Advanced and Parallel Python

Why (and What) is Python?

Why Python?

You might wonder why caring about accelerating your (already working) Python code is important. Let’s have a look at a really simple example of PI approximation:

PI approximation

PI approximation

We’ll use a naive implementation, both in C and Python for comparison.

Here is relevant part of the C implementation, found in approx_pi.c:

double approx_pi(int intervals)
{
     int i;
     double pi = 0.0;
     for (i = 0; i < intervals; i++) {
         pi += (4 - ((i % 2) * 8)) / (double)(2 * i + 1);
     }
     return pi;
}

And here is the equivalent Python implementation, found in approx_pi.py:

def approx_pi(intervals):
    pi = 0.0
    for i in range(intervals):
        pi += (4 - 8 * (i % 2)) / (float)(2 * i + 1)
    return pi

Compiling and running the resulting binary would result in something like this:

$ make approx_pi && ./approx_pi 100000000
gcc -O2 approx_pi.c -o approx_pi
PI is approximately 3.1415926435893260, Error is 0.0000000100004671
Time = 0.4207670000000000 sec

Be aware that your measurements can be significantly different on different computers. Now for its Python counterpart:

$ python approx_pi.py 100000000
PI is approximately 3.1415926435893260, Error is 0.0000000100004671
Time = 34.5257519999999971 sec

You will usually notice that the C version is 80 to 100 times faster than the Python code. You can imagine that when running long simulation, this can make a huge difference.

What is Python?

Let’s take a step back and answer that question: What is Python?

It is self-described as “Python is a programing language that lets you work quickly and integrate systems more effectively”, which is quite accurate. From a development standpoint, designing, writing and deploying Python code is usually faster than the equivalent C code. As we have seen, the only problem is that you have to make some kind of effort to speed it up.

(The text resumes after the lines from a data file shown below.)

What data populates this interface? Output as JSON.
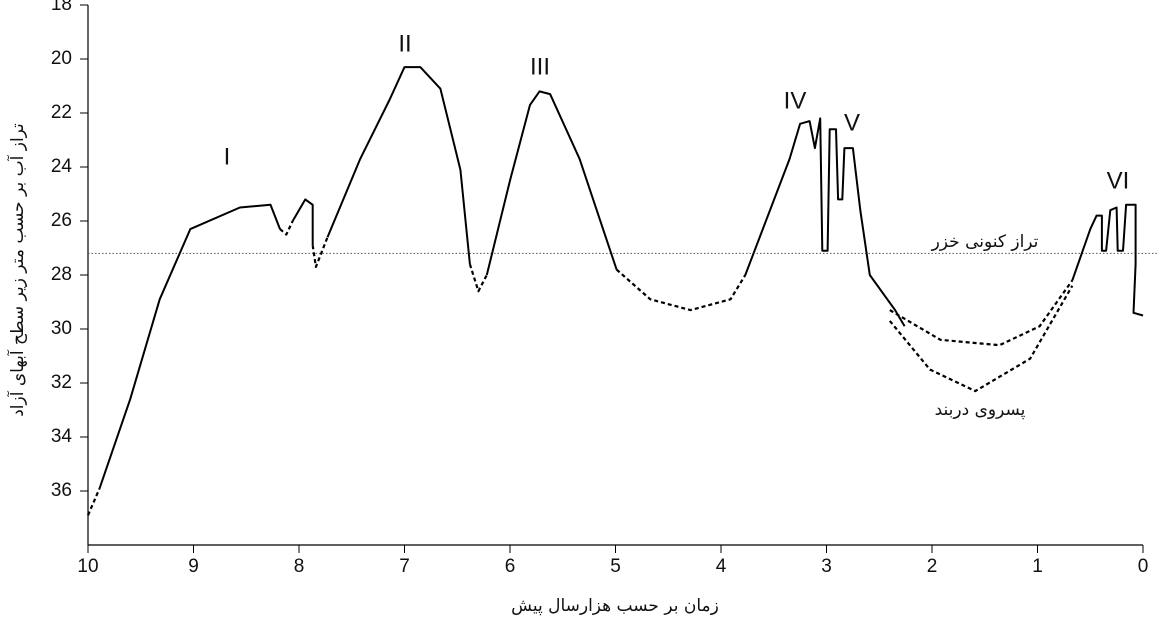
{
  "chart_data": {
    "type": "line",
    "x_label": "زمان بر حسب هزارسال پیش",
    "y_label": "تراز آب بر حسب متر زیر سطح آبهای آزاد",
    "xlim": [
      10,
      0
    ],
    "ylim": [
      18,
      38
    ],
    "xticks": [
      10,
      9,
      8,
      7,
      6,
      5,
      4,
      3,
      2,
      1,
      0
    ],
    "yticks": [
      18,
      20,
      22,
      24,
      26,
      28,
      30,
      32,
      34,
      36
    ],
    "color": "#000000",
    "reference_line": 27.2,
    "annotations": [
      "I",
      "II",
      "III",
      "IV",
      "V",
      "VI",
      "تراز کنونی خزر",
      "پسروی دربند"
    ],
    "segments": [
      {
        "dashed": true,
        "x": [
          10,
          9.89
        ],
        "values": [
          36.9,
          35.9
        ]
      },
      {
        "dashed": false,
        "x": [
          9.89,
          9.6,
          9.32,
          9.03,
          8.56,
          8.27,
          8.18
        ],
        "values": [
          35.9,
          32.6,
          28.9,
          26.3,
          25.5,
          25.4,
          26.3
        ]
      },
      {
        "dashed": true,
        "x": [
          8.18,
          8.12,
          8.06
        ],
        "values": [
          26.3,
          26.5,
          26.0
        ]
      },
      {
        "dashed": false,
        "x": [
          8.06,
          7.94,
          7.87,
          7.87
        ],
        "values": [
          26.0,
          25.2,
          25.4,
          26.9
        ]
      },
      {
        "dashed": true,
        "x": [
          7.87,
          7.84,
          7.73
        ],
        "values": [
          26.9,
          27.7,
          26.6
        ]
      },
      {
        "dashed": false,
        "x": [
          7.73,
          7.42,
          7.14,
          7.0,
          6.85,
          6.66,
          6.47,
          6.38
        ],
        "values": [
          26.6,
          23.7,
          21.5,
          20.3,
          20.3,
          21.1,
          24.1,
          27.6
        ]
      },
      {
        "dashed": true,
        "x": [
          6.38,
          6.3,
          6.22
        ],
        "values": [
          27.6,
          28.6,
          28.0
        ]
      },
      {
        "dashed": false,
        "x": [
          6.22,
          6.0,
          5.81,
          5.72,
          5.62,
          5.34,
          4.99
        ],
        "values": [
          28.0,
          24.5,
          21.7,
          21.2,
          21.3,
          23.7,
          27.8
        ]
      },
      {
        "dashed": true,
        "x": [
          4.99,
          4.67,
          4.29,
          3.91,
          3.77
        ],
        "values": [
          27.8,
          28.9,
          29.3,
          28.9,
          28.0
        ]
      },
      {
        "dashed": false,
        "x": [
          3.77,
          3.35,
          3.25,
          3.16,
          3.11,
          3.06,
          3.04,
          2.99,
          2.97,
          2.91,
          2.89,
          2.85,
          2.83,
          2.75,
          2.68,
          2.59,
          2.35,
          2.26
        ],
        "values": [
          28.0,
          23.7,
          22.4,
          22.3,
          23.3,
          22.2,
          27.1,
          27.1,
          22.6,
          22.6,
          25.2,
          25.2,
          23.3,
          23.3,
          25.6,
          28.0,
          29.3,
          29.9
        ]
      },
      {
        "dashed": true,
        "x": [
          2.4,
          1.92,
          1.36,
          0.98,
          0.67
        ],
        "values": [
          29.3,
          30.4,
          30.6,
          29.9,
          28.2
        ]
      },
      {
        "dashed": true,
        "x": [
          2.4,
          2.02,
          1.59,
          1.07,
          0.67
        ],
        "values": [
          29.7,
          31.5,
          32.3,
          31.1,
          28.4
        ]
      },
      {
        "dashed": false,
        "x": [
          0.67,
          0.5,
          0.44,
          0.39,
          0.39,
          0.35,
          0.31,
          0.25,
          0.24,
          0.19,
          0.16,
          0.07,
          0.07,
          0.09,
          0
        ],
        "values": [
          28.2,
          26.3,
          25.8,
          25.8,
          27.1,
          27.1,
          25.6,
          25.5,
          27.1,
          27.1,
          25.4,
          25.4,
          27.6,
          29.4,
          29.5
        ]
      }
    ]
  }
}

The first thing to know is that when talking about Python, most people are really talking about CPython. CPython is the reference implementation of the language but there are others. From the words of its authors, CPython is not always the fastest implementation. Let’s try using one of them, PyPy, to see how they compare.

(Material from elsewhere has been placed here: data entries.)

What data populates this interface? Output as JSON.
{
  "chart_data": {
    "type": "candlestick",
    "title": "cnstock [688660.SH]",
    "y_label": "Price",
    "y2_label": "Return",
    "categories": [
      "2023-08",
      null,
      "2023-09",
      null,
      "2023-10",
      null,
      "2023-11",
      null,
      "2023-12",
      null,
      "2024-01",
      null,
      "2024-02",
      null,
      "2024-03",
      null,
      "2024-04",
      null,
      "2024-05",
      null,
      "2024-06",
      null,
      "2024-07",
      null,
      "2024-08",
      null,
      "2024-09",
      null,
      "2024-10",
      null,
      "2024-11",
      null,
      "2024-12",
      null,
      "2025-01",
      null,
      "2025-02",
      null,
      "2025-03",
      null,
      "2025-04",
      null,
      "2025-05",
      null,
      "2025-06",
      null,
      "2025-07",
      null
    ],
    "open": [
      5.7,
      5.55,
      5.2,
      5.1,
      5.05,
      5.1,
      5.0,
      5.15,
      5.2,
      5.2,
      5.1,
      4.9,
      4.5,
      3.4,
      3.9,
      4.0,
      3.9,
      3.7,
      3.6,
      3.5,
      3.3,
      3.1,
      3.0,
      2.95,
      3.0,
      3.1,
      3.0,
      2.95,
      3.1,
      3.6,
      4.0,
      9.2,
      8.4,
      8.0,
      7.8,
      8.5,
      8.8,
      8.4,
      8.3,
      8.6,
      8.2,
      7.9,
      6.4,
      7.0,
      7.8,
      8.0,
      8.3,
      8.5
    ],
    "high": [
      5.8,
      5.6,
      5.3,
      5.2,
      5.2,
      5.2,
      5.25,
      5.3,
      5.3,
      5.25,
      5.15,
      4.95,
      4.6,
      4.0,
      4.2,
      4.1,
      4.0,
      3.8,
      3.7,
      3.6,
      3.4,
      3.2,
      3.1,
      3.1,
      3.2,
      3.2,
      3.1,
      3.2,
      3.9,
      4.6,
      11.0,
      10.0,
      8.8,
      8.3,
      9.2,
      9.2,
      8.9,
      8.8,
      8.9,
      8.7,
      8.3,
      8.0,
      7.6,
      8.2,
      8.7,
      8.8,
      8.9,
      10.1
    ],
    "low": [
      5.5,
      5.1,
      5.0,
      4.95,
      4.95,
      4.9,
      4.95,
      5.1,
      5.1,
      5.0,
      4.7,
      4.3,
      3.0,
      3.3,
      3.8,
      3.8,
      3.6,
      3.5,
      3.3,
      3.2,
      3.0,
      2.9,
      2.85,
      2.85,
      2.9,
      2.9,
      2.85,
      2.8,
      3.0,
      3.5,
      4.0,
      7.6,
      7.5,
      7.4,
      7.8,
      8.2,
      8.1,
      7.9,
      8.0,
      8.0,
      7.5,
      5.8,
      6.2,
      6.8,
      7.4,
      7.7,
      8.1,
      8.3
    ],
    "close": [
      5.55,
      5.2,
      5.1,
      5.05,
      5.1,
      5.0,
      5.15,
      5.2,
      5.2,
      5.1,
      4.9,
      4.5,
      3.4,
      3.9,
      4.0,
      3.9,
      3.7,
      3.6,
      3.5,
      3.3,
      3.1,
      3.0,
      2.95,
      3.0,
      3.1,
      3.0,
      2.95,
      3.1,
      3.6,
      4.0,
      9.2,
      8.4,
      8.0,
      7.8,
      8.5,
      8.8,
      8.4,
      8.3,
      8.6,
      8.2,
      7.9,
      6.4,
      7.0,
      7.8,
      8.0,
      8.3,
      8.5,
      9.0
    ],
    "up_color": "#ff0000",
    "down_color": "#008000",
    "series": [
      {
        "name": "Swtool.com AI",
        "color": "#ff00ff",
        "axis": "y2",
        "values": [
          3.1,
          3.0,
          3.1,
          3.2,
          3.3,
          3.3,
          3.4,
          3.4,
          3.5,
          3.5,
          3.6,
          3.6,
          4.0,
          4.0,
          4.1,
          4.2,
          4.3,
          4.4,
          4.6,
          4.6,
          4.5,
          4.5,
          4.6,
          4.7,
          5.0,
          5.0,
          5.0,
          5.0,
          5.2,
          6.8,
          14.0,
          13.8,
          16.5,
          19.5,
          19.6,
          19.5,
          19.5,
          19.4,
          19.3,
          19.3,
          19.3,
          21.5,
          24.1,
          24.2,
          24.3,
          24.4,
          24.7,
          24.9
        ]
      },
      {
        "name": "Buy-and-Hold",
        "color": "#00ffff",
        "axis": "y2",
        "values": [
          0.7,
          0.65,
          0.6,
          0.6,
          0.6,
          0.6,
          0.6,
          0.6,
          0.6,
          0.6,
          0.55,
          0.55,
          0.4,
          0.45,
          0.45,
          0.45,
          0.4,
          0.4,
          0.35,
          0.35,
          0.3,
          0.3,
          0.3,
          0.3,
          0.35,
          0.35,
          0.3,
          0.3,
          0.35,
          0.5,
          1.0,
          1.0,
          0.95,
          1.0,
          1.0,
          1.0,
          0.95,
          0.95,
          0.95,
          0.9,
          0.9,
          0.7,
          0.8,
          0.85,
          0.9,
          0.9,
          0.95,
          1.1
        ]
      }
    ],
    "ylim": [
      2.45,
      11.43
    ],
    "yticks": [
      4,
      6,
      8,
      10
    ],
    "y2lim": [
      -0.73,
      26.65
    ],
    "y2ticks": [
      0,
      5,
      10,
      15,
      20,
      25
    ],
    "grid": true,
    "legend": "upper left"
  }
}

Using the same Python code above, we can run it using the PyPy interpreter:

$ pypy-c ./approx_pi.py 100000000
PI is approximately 3.1415926435893260, Error is 0.0000000100004671
Time = 0.7333470000000000 sec

That was fast. We are still about twice slower than C, but it’s not bad, taking into account we did not have to change a single line of code. It’s important to note that PyPy has its limits:

  1. It is only Python 2.7.10 compliant, not 3.x (yet).
  2. It supports most of the standard library modules.
  3. It doesn’t support, out of the box, C Python extensions.
  4. Since Numpy is a C extension, they maintain a PyPy-compatible fork.

Let’s return to a part the above statement: “integrate systems more effectively”.

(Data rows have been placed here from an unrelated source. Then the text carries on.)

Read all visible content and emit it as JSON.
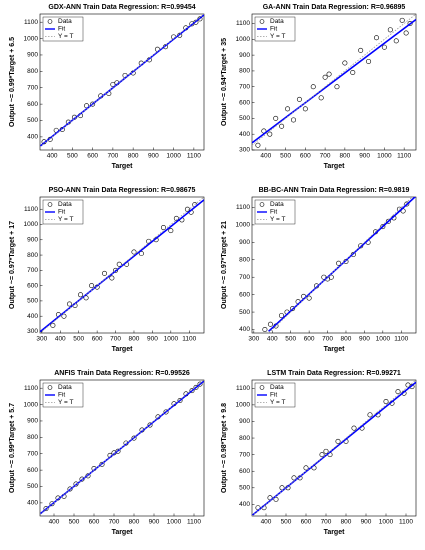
{
  "chart_data": [
    {
      "type": "scatter",
      "title": "GDX-ANN Train Data Regression: R=0.99454",
      "xlabel": "Target",
      "ylabel": "Output ~= 0.99*Target + 6.5",
      "xlim": [
        340,
        1150
      ],
      "ylim": [
        320,
        1150
      ],
      "xticks": [
        400,
        500,
        600,
        700,
        800,
        900,
        1000,
        1100
      ],
      "yticks": [
        400,
        500,
        600,
        700,
        800,
        900,
        1000,
        1100
      ],
      "legend": "upper left",
      "series": [
        {
          "name": "Data",
          "color": "#000000",
          "x": [
            360,
            390,
            420,
            450,
            480,
            510,
            540,
            570,
            600,
            640,
            680,
            720,
            760,
            800,
            840,
            880,
            920,
            960,
            1000,
            1030,
            1060,
            1090,
            1110,
            1130,
            700
          ],
          "values": [
            370,
            385,
            440,
            445,
            490,
            520,
            530,
            590,
            600,
            650,
            665,
            730,
            775,
            790,
            850,
            870,
            935,
            950,
            1010,
            1020,
            1065,
            1090,
            1100,
            1120,
            720
          ]
        },
        {
          "name": "Fit",
          "color": "#0000ff",
          "x": [
            340,
            1150
          ],
          "values": [
            343.1,
            1145
          ]
        },
        {
          "name": "Y = T",
          "color": "#999999",
          "x": [
            340,
            1150
          ],
          "values": [
            340,
            1150
          ]
        }
      ]
    },
    {
      "type": "scatter",
      "title": "GA-ANN Train Data Regression: R=0.96895",
      "xlabel": "Target",
      "ylabel": "Output ~= 0.94*Target + 35",
      "xlim": [
        330,
        1160
      ],
      "ylim": [
        300,
        1160
      ],
      "xticks": [
        400,
        500,
        600,
        700,
        800,
        900,
        1000,
        1100
      ],
      "yticks": [
        300,
        400,
        500,
        600,
        700,
        800,
        900,
        1000,
        1100
      ],
      "legend": "upper left",
      "series": [
        {
          "name": "Data",
          "color": "#000000",
          "x": [
            360,
            390,
            420,
            450,
            480,
            510,
            540,
            570,
            600,
            640,
            680,
            720,
            760,
            800,
            840,
            880,
            920,
            960,
            1000,
            1030,
            1060,
            1090,
            1110,
            1130,
            700
          ],
          "values": [
            330,
            420,
            400,
            500,
            450,
            560,
            490,
            620,
            560,
            700,
            630,
            780,
            700,
            850,
            790,
            930,
            860,
            1010,
            950,
            1060,
            990,
            1120,
            1040,
            1100,
            760
          ]
        },
        {
          "name": "Fit",
          "color": "#0000ff",
          "x": [
            330,
            1160
          ],
          "values": [
            345.2,
            1125.4
          ]
        },
        {
          "name": "Y = T",
          "color": "#999999",
          "x": [
            330,
            1160
          ],
          "values": [
            330,
            1160
          ]
        }
      ]
    },
    {
      "type": "scatter",
      "title": "PSO-ANN Train Data Regression: R=0.98675",
      "xlabel": "Target",
      "ylabel": "Output ~= 0.97*Target + 17",
      "xlim": [
        290,
        1180
      ],
      "ylim": [
        290,
        1180
      ],
      "xticks": [
        300,
        400,
        500,
        600,
        700,
        800,
        900,
        1000,
        1100
      ],
      "yticks": [
        300,
        400,
        500,
        600,
        700,
        800,
        900,
        1000,
        1100
      ],
      "legend": "upper left",
      "series": [
        {
          "name": "Data",
          "color": "#000000",
          "x": [
            360,
            390,
            420,
            450,
            480,
            510,
            540,
            570,
            600,
            640,
            680,
            720,
            760,
            800,
            840,
            880,
            920,
            960,
            1000,
            1030,
            1060,
            1090,
            1110,
            1130,
            700
          ],
          "values": [
            340,
            410,
            400,
            480,
            470,
            540,
            520,
            600,
            590,
            680,
            650,
            740,
            740,
            820,
            810,
            890,
            900,
            980,
            960,
            1040,
            1030,
            1100,
            1080,
            1130,
            700
          ]
        },
        {
          "name": "Fit",
          "color": "#0000ff",
          "x": [
            290,
            1180
          ],
          "values": [
            298.3,
            1161.6
          ]
        },
        {
          "name": "Y = T",
          "color": "#999999",
          "x": [
            290,
            1180
          ],
          "values": [
            290,
            1180
          ]
        }
      ]
    },
    {
      "type": "scatter",
      "title": "BB-BC-ANN Train Data Regression: R=0.9819",
      "xlabel": "Target",
      "ylabel": "Output ~= 0.97*Target + 21",
      "xlim": [
        290,
        1180
      ],
      "ylim": [
        380,
        1160
      ],
      "xticks": [
        300,
        400,
        500,
        600,
        700,
        800,
        900,
        1000,
        1100
      ],
      "yticks": [
        400,
        500,
        600,
        700,
        800,
        900,
        1000,
        1100
      ],
      "legend": "upper left",
      "series": [
        {
          "name": "Data",
          "color": "#000000",
          "x": [
            360,
            390,
            420,
            450,
            480,
            510,
            540,
            570,
            600,
            640,
            680,
            720,
            760,
            800,
            840,
            880,
            920,
            960,
            1000,
            1030,
            1060,
            1090,
            1110,
            1130,
            700
          ],
          "values": [
            400,
            430,
            420,
            480,
            500,
            520,
            560,
            590,
            580,
            650,
            700,
            700,
            780,
            790,
            830,
            880,
            900,
            960,
            990,
            1020,
            1040,
            1090,
            1080,
            1120,
            690
          ]
        },
        {
          "name": "Fit",
          "color": "#0000ff",
          "x": [
            380,
            1180
          ],
          "values": [
            389.6,
            1165.6
          ]
        },
        {
          "name": "Y = T",
          "color": "#999999",
          "x": [
            380,
            1180
          ],
          "values": [
            380,
            1180
          ]
        }
      ]
    },
    {
      "type": "scatter",
      "title": "ANFIS Train Data Regression: R=0.99526",
      "xlabel": "Target",
      "ylabel": "Output ~= 0.99*Target + 5.7",
      "xlim": [
        330,
        1150
      ],
      "ylim": [
        320,
        1150
      ],
      "xticks": [
        400,
        500,
        600,
        700,
        800,
        900,
        1000,
        1100
      ],
      "yticks": [
        400,
        500,
        600,
        700,
        800,
        900,
        1000,
        1100
      ],
      "legend": "upper left",
      "series": [
        {
          "name": "Data",
          "color": "#000000",
          "x": [
            360,
            390,
            420,
            450,
            480,
            510,
            540,
            570,
            600,
            640,
            680,
            720,
            760,
            800,
            840,
            880,
            920,
            960,
            1000,
            1030,
            1060,
            1090,
            1110,
            1130,
            700
          ],
          "values": [
            365,
            395,
            430,
            440,
            485,
            515,
            545,
            565,
            610,
            635,
            690,
            715,
            765,
            795,
            845,
            875,
            925,
            955,
            1005,
            1025,
            1065,
            1085,
            1105,
            1125,
            705
          ]
        },
        {
          "name": "Fit",
          "color": "#0000ff",
          "x": [
            330,
            1150
          ],
          "values": [
            332.4,
            1144.2
          ]
        },
        {
          "name": "Y = T",
          "color": "#999999",
          "x": [
            330,
            1150
          ],
          "values": [
            330,
            1150
          ]
        }
      ]
    },
    {
      "type": "scatter",
      "title": "LSTM Train Data Regression: R=0.99271",
      "xlabel": "Target",
      "ylabel": "Output ~= 0.98*Target + 9.8",
      "xlim": [
        330,
        1150
      ],
      "ylim": [
        330,
        1150
      ],
      "xticks": [
        400,
        500,
        600,
        700,
        800,
        900,
        1000,
        1100
      ],
      "yticks": [
        400,
        500,
        600,
        700,
        800,
        900,
        1000,
        1100
      ],
      "legend": "upper left",
      "series": [
        {
          "name": "Data",
          "color": "#000000",
          "x": [
            360,
            390,
            420,
            450,
            480,
            510,
            540,
            570,
            600,
            640,
            680,
            720,
            760,
            800,
            840,
            880,
            920,
            960,
            1000,
            1030,
            1060,
            1090,
            1110,
            1130,
            700
          ],
          "values": [
            380,
            380,
            440,
            430,
            500,
            500,
            560,
            560,
            620,
            620,
            700,
            700,
            780,
            780,
            860,
            860,
            940,
            940,
            1020,
            1010,
            1080,
            1070,
            1120,
            1110,
            720
          ]
        },
        {
          "name": "Fit",
          "color": "#0000ff",
          "x": [
            330,
            1150
          ],
          "values": [
            333.2,
            1136.8
          ]
        },
        {
          "name": "Y = T",
          "color": "#999999",
          "x": [
            330,
            1150
          ],
          "values": [
            330,
            1150
          ]
        }
      ]
    }
  ]
}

Python should really be seen as the glue keeping together multiple components (libraries). And since pure Python is usually pretty slow, compared to C, that means you want to integrate components written in C, and spend most of your computation time inside those libraries, not in your Python code.

Numpy

Numpy is a big part of speeding up Python scientific software. Numpy is not the subject of study for this workshop but it is worth mentioning how simple loops can be replaced with Numpy arrays. For example the following equation:

Simple Sum

Simple Sum

Could be reprensented as the following Python code:

s = 0.
for i in range(N):
    s += i/10.

And could be replaced by this single, very efficient, statement:

s = numpy.sum(numpy.arange(N)/10.)

Using Numpy

Use Numpy’s arange function to speed up the following code:

def approx_pi(intervals):
    pi = 0.0
    for i in range(intervals):
        pi += (4 - 8 * (i % 2)) / (float)(2 * i + 1)
    return pi

The solution can be found in the solutions/approx_pi_numpy.py file.

Running the solution for the previous challenge would yield this result:

$ python approx_pi_numpy.py 100000000
PI is approximately 3.1415926435844881, Error is 0.0000000100053050
Time = 1.2332240000000001 sec

While not as good as with the PyPy interpreter, it’s still quite an improvement compared to our original version. The advantage of using Numpy is that you maintain full compatibility with the official Python release. This is something you want to take into account when deciding whether you should use the PyPy interpreter. It all depends on the libraries you are using and the level of compatibility vs. performance you want to achieve.